O livro é uma coisa espantosa. É um objecto plano, feito a partir de uma árvore . É montado com um conjunto de partes planas e flexíveis (que ainda são chamadas de "folhas") onde estão impressos rabiscos de pigmento preto. Basta dar-lhe uma olhada e começámos a ouvir a voz de outra pessoa, talvez de alguém que já morreu há milhares de anos. O seu autor fala através dos milénios de forma clara e silenciosa, dentro da nossa cabeça, directamente para nós. A escrita é talvez a maior das invenções humanas, que junta pessoas, cidadãos de outras épocas, que nunca se conheceram.
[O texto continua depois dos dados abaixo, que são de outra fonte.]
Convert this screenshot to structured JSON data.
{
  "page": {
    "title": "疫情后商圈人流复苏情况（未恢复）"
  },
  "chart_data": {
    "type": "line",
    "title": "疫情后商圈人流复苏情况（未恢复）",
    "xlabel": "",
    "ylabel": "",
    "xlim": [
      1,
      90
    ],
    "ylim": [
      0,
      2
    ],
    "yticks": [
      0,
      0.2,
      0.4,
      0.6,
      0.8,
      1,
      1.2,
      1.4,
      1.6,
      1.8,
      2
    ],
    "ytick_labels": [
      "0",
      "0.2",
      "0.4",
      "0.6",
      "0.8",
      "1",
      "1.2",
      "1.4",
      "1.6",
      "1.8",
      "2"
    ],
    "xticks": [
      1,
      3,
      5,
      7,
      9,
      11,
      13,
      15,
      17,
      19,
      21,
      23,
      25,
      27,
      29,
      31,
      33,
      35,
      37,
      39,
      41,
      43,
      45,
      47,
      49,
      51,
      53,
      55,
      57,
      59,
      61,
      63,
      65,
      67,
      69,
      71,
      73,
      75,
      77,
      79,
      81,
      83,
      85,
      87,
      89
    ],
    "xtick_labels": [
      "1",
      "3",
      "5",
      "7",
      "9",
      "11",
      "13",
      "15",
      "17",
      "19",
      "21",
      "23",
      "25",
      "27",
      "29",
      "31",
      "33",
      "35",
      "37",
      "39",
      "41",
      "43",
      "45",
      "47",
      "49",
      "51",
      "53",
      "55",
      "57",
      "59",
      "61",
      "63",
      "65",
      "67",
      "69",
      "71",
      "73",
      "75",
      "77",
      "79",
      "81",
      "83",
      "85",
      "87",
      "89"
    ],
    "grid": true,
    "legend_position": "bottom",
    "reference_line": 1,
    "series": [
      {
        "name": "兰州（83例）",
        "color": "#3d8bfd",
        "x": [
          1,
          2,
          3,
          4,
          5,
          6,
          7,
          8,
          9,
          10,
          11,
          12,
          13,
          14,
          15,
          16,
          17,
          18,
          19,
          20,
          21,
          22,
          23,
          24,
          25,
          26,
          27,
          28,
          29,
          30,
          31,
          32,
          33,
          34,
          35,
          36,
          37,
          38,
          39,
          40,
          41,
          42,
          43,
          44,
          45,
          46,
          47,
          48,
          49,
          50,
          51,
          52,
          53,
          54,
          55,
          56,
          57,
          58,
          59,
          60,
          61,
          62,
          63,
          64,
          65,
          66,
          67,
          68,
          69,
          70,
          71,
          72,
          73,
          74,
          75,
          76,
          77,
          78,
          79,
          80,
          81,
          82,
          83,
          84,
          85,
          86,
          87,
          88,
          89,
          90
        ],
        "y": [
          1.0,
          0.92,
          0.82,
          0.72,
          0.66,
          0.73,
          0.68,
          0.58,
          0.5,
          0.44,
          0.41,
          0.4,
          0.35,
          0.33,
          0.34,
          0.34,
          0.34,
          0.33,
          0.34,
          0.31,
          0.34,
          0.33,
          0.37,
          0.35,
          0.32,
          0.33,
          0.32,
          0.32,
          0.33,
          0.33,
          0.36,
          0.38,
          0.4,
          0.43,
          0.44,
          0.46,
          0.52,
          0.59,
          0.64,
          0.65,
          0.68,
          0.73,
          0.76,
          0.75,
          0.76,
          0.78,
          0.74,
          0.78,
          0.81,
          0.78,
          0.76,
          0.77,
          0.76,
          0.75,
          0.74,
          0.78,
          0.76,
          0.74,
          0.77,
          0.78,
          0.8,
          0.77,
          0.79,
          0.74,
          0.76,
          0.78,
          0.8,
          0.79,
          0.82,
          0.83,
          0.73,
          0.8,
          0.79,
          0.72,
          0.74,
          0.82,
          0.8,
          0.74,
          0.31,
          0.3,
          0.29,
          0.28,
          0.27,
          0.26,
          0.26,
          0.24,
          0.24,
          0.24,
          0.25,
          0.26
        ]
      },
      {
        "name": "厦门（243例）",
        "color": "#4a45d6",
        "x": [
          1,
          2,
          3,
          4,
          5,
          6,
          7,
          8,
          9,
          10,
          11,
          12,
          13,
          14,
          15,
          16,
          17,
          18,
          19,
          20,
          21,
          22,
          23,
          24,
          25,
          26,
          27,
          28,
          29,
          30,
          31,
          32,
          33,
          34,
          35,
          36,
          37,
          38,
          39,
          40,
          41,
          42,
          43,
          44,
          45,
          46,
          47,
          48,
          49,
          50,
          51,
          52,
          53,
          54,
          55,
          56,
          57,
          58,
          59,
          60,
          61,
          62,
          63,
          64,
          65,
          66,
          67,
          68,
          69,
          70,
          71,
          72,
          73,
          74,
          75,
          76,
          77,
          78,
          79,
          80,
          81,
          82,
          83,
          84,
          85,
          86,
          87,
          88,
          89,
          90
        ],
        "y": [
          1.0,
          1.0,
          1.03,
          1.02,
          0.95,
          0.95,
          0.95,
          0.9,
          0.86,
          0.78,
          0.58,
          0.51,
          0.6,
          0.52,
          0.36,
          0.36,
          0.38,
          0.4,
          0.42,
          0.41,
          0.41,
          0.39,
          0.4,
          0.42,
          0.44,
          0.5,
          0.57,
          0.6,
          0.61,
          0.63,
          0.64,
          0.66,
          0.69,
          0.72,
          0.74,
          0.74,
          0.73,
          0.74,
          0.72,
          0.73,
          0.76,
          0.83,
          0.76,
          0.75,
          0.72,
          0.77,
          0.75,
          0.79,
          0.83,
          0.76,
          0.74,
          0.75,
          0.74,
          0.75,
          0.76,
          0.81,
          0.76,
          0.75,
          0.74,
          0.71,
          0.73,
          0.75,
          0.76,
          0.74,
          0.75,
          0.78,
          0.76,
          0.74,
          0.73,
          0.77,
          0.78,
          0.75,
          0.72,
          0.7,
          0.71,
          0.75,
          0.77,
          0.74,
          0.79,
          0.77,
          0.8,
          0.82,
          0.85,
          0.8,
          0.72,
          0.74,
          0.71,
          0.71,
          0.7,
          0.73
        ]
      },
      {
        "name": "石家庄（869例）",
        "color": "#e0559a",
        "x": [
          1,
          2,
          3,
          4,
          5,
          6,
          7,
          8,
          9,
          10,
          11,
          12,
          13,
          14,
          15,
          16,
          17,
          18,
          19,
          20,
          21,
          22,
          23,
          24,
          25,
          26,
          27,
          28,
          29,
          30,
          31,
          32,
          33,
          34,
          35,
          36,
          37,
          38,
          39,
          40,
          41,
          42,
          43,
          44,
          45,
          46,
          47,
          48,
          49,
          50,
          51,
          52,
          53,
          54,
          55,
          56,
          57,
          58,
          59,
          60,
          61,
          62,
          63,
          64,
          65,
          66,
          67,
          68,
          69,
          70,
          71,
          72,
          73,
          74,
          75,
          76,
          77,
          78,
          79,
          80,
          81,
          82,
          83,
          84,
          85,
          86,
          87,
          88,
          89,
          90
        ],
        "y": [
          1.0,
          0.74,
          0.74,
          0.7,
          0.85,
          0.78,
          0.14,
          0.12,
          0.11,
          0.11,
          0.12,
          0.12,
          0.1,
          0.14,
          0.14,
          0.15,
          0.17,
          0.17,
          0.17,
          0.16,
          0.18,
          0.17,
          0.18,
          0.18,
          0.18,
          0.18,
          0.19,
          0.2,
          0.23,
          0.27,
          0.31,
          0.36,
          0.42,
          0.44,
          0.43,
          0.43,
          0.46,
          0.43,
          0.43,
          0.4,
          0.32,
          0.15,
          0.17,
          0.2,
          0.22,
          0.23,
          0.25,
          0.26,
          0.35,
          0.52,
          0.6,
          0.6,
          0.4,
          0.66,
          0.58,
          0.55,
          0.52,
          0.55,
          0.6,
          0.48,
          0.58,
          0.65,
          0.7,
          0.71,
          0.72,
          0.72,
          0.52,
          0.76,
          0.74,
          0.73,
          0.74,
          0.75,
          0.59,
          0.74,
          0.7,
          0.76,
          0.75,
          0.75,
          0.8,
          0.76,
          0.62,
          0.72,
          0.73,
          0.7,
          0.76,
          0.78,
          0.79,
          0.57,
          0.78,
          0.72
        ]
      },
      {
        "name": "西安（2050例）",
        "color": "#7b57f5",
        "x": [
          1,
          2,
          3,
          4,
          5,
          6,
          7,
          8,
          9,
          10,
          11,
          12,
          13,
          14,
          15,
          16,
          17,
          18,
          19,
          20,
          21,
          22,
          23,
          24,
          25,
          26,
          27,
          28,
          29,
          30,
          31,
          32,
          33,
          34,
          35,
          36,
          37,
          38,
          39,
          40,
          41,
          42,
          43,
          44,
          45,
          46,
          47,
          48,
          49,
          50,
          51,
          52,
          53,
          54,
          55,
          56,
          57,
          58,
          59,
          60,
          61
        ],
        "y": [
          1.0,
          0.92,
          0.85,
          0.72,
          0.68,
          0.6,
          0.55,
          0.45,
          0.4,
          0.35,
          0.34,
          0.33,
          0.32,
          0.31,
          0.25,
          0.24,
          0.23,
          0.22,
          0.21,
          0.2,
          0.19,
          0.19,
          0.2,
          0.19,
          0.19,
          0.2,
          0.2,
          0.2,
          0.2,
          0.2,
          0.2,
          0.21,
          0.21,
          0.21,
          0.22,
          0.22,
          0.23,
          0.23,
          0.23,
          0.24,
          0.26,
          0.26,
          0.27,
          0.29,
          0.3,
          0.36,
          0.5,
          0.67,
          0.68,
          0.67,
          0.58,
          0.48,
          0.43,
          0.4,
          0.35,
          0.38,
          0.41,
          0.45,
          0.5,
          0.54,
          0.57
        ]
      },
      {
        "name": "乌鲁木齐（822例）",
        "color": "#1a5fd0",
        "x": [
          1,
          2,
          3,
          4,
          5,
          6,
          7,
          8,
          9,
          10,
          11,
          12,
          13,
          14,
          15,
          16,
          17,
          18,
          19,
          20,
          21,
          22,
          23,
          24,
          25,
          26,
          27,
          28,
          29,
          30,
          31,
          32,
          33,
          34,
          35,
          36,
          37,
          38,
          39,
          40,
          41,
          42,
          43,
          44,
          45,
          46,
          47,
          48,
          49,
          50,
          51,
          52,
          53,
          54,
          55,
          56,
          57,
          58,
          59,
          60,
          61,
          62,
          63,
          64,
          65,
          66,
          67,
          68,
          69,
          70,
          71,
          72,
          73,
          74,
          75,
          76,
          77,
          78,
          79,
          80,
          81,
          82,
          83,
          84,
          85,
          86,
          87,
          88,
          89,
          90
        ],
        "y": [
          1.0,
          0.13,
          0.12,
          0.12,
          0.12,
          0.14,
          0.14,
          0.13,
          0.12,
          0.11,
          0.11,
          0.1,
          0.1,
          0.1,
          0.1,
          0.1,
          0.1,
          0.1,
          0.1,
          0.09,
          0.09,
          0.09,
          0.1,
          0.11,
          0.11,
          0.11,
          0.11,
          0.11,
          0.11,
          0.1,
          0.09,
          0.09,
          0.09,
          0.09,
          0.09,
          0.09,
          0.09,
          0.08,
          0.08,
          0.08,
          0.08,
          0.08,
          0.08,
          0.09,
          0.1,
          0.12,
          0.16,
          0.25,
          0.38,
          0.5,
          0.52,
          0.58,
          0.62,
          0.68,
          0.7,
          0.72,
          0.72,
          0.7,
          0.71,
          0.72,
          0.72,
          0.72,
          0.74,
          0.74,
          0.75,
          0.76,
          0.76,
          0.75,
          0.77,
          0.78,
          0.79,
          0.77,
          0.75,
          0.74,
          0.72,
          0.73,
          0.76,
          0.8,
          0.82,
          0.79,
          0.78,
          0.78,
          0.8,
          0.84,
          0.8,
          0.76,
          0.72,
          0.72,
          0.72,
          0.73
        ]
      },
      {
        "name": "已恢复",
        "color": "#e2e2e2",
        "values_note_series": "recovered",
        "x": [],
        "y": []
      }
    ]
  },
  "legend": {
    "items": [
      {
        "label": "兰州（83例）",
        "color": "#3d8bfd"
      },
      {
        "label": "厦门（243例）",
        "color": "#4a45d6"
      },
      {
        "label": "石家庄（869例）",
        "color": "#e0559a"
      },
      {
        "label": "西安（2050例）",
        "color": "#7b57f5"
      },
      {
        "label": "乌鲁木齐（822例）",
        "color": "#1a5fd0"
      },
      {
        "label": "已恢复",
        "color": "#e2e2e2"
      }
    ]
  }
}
Os livros quebram as correntes do tempo e são a prova de que os humanos conseguem fazer magia. - Carl Sagan

segunda-feira, 6 de fevereiro de 2012

"A Bruxa de Portobello" - Paulo Coelho


Athena parou diante de mim e repetiu o gesto de sempre: fechou os olhos, e abriu a boca para receber o corpo de Cristo.
     O Corpo de Cristo permaneceu nas minhas mãos.
     Ela abriu os olhos, sem entender exactamente o que estava a acontecer.
     — Conversamos depois — sussurrei.
     Mas ela não se movia.
     — Tem gente atrás de si na fila. Conversamos depois.
     — O que está a acontecer? — todos que estavam próximos puderam escutar a sua pergunta.
     — Conversamos depois.
     — Por que não me dá a comunhão? Não vê que me está a humilhar diante de todos? Não basta tudo aquilo que já passei?
     — Athena, a Igreja proíbe que pessoas divorciadas recebam o sacramento. Assinou os papéis esta semana. Conversamos depois — insisti mais uma vez.
     Como não se movia, fiz menção para que a pessoa atrás dela passasse à frente. Continuei a dar a comunhão até que o último paroquiano a tivesse recebido. E foi então que, antes de voltar ao altar, ouvi aquela voz.
     Já não era a voz da rapariga que cantava para adorar a Virgem, que conversava sobre os seus planos, que se comovia ao contar o que aprendera sobre a vida dos santos, que quase chorava ao dividir as suas dificuldades no casamento. Era a voz de um animal ferido, humilhado, com o coração repleto de ódio.
     — Pois maldito seja este lugar! — disse a voz. — Malditos sejam aqueles que jamais escutaram as palavras de Cristo, e que transformaram a sua mensagem numa construção de pedra. Pois Cristo disse: “vinde a mim os que estão agoniados, e eu os aliviarei”. Eu estou agoniada, ferida, e não me deixam ir até Ele. Hoje aprendi que a Igreja transformou estas palavras: vinde a mim os que seguem as nossas regras, e deixem os agoniados para lá!
     Ouvi uma das mulheres na primeira fila a dizer que se calasse. Mas eu queria ouvir, eu precisava de ouvir. Voltei-me e fiquei diante dela, com a cabeça baixa — era a única coisa que podia fazer.
     — Juro que jamais voltarei a pôr os pés numa igreja. Mais uma vez sou abandonada por uma família, e agora não são dificuldades financeiras, ou imaturidade de gente que casa cedo. Malditos sejam todos os que fecham a porta para uma mãe e um filho! Vocês são iguais àqueles que não acolheram a Sagrada Família, iguais ao que negou Cristo quando Ele mais precisava de um amigo!
     E, dando meia-volta, saiu aos prantos, com o filho nos braços. Eu terminei o ofício, dei a bênção final, e fui direto para a sacristia — naquele domingo não haveria confraternização com os fiéis, nem conversas inúteis. Naquele domingo, eu estava diante de um dilema filosófico: tinha escolhido respeitar a instituição, e não as palavras na qual a instituição é baseada.